Keeping Kids’ Data Safe
This story is reminiscent of the toy manufacturer VTech’s breach, only with slightly older children. I’m talking about the teen-monitoring app known as TeenSafe, which was recently discovered to have a vulnerable server, exposing the personal information of thousands of its users. Many of these are, of course, teenagers. The app allows for parents or guardians to monitor their browser history, text messages, apps downloaded, and so on. Data stored on the exposed server included email addresses for both parents and children, as well as the name of the device used, user IDs and passwords.

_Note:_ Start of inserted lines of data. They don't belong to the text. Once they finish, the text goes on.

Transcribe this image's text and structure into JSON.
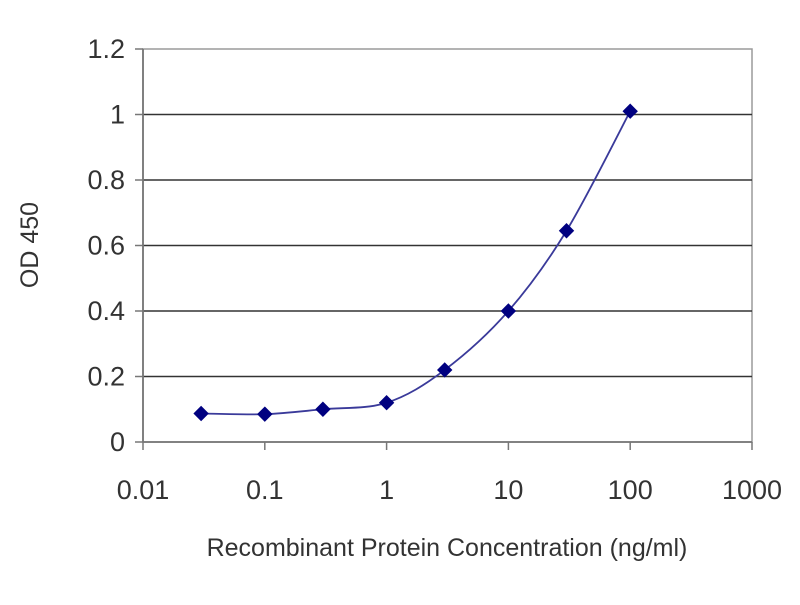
{
  "chart_data": {
    "type": "line",
    "title": "",
    "xlabel": "Recombinant Protein Concentration (ng/ml)",
    "ylabel": "OD 450",
    "xscale": "log",
    "xlim": [
      0.01,
      1000
    ],
    "ylim": [
      0,
      1.2
    ],
    "x_ticks": [
      0.01,
      0.1,
      1,
      10,
      100,
      1000
    ],
    "x_tick_labels": [
      "0.01",
      "0.1",
      "1",
      "10",
      "100",
      "1000"
    ],
    "y_ticks": [
      0,
      0.2,
      0.4,
      0.6,
      0.8,
      1,
      1.2
    ],
    "y_tick_labels": [
      "0",
      "0.2",
      "0.4",
      "0.6",
      "0.8",
      "1",
      "1.2"
    ],
    "grid": "horizontal",
    "legend": "none",
    "series": [
      {
        "x": [
          0.03,
          0.1,
          0.3,
          1,
          3,
          10,
          30,
          100
        ],
        "y": [
          0.087,
          0.085,
          0.1,
          0.12,
          0.22,
          0.4,
          0.645,
          1.01
        ],
        "color": "#3a3a9a",
        "marker_color": "#000080"
      }
    ]
  }
}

The number of accounts affected totals around 10,000. Although this may not match in quantity such truly massive breaches as Anthem, Equifax or Yahoo, the involvement of minors should make it just as serious. Especially since TeenSafe sees fit to disable two-factor authentication in order for the app to work. Perhaps worst of all, despite TeenSafe claiming otherwise, the data was not encrypted, but stored in plaintext.
In my opinion this is a fairly egregious violation. Almost as much as Facebook’s alleged policy of collecting browsing behavior data from non-users, but not allowing you to access or clear that information without having a Facebook profile. This was one of the topics addressed—or more precisely, not addressed—during Mark Zuckerberg’s hearing before the European Parliament. It is a matter of some concern since it violates the terms of GDPR, whose arrival is now imminent. Of course, a number of Facebook users (and perhaps of these non-users as well) are also teenagers, which exposes them to risk far beyond what an application like TeenSafe can do. Zuckerberg’s “attempts to justify the surveillance of everyone’s browsing behavior, regardless whether he or she is a Facebook user or not, with security reasons is very unsettling as it reveals that he has no idea of the concept of privacy,” said Jean-Paul Schmetz, managing director at Cliqz.
The rest of the hearing saw similar testimony to Zuckerberg’s recent appearance before Congress: general stuff about the platform’s failure in certain areas pertaining to the Cambridge Analytica scandal, vows to improve, and the like.
If, however, practices like the ones that led to the scandal are not abandoned, these vows will prove empty. And the data of users old and young will continue to be abused, even without their cognizance.